DSC Holdings, a Chinese provider of solutions for used-car dealers, successfully raised $51 million in its initial public offering on the Nasdaq stock exchange. The listing on Thursday marks the first cross-border IPO from China in 2026, following regulatory approval from the China Securities Regulatory Commission in April, over two years after the company's initial application. Ant Group, a significant investor, subscribed to $30 million of the offering.

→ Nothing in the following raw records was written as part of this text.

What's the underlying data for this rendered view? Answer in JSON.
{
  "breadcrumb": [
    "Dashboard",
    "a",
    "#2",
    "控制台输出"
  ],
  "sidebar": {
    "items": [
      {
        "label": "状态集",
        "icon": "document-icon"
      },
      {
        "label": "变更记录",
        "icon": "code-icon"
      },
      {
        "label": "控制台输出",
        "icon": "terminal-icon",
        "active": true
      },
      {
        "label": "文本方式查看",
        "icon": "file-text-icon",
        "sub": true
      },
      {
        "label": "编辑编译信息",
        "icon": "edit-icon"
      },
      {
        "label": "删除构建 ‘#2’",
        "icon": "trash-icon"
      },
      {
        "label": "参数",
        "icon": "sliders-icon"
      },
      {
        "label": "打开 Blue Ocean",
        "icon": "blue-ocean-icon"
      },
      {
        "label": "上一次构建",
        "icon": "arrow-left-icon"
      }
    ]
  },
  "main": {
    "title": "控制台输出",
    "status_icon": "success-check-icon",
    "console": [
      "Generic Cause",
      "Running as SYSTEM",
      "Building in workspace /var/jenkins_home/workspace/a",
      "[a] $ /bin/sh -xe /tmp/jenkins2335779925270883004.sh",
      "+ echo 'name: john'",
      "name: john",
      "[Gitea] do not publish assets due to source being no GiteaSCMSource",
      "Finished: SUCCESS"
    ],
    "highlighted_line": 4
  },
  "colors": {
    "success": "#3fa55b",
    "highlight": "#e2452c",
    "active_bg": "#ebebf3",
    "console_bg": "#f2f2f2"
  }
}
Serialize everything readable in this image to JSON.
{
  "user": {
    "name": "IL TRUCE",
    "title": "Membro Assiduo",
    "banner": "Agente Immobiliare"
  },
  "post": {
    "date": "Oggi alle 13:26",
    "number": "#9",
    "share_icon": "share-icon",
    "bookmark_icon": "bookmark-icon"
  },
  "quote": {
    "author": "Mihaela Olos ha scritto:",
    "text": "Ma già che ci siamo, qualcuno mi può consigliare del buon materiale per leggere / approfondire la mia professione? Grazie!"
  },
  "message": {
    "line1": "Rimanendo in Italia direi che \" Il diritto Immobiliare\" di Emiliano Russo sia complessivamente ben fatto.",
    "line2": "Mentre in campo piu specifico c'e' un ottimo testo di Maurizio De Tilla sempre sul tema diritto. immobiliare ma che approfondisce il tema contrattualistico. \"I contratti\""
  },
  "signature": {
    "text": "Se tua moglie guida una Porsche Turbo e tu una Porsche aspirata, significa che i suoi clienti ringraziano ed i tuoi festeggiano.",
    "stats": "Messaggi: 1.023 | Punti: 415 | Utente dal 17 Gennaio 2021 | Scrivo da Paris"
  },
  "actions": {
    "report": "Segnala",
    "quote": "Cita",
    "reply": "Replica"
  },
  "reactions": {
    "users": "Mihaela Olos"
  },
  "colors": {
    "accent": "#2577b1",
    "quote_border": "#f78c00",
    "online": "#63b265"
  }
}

Founded in 2013 by Yao Junhong, DSC Holdings focuses on digitalizing and providing transaction services to help used-car dealers enhance efficiency, reduce costs, and improve profitability. The company's revenue for 2025 was 677 million yuan. While the company reported operating and net losses in recent years, its adjusted net losses have been consistently narrowing. In the fourth quarter of 2025, DSC Holdings reported revenue of 192 million yuan and a net loss of 6.16 million yuan, indicating it is nearing profitability. This financial performance comes after a strategic divestment of its B2B financial product referral service in December 2024, a move described as a one-time structural adjustment.
DSC Holdings has secured approximately $1.2 billion in cumulative investments from various institutions, including Ant Group, Warburg Pincus, Primavera Capital, and 5Y Capital, since its inception. Prior to the IPO, founder Yao Junhong held a 46.45% stake in the company. The successful listing is seen as a potential thaw for Chinese companies seeking to list in the U.S. market, following a period with few large Chinese tech firms going public in the U.S. since 2025.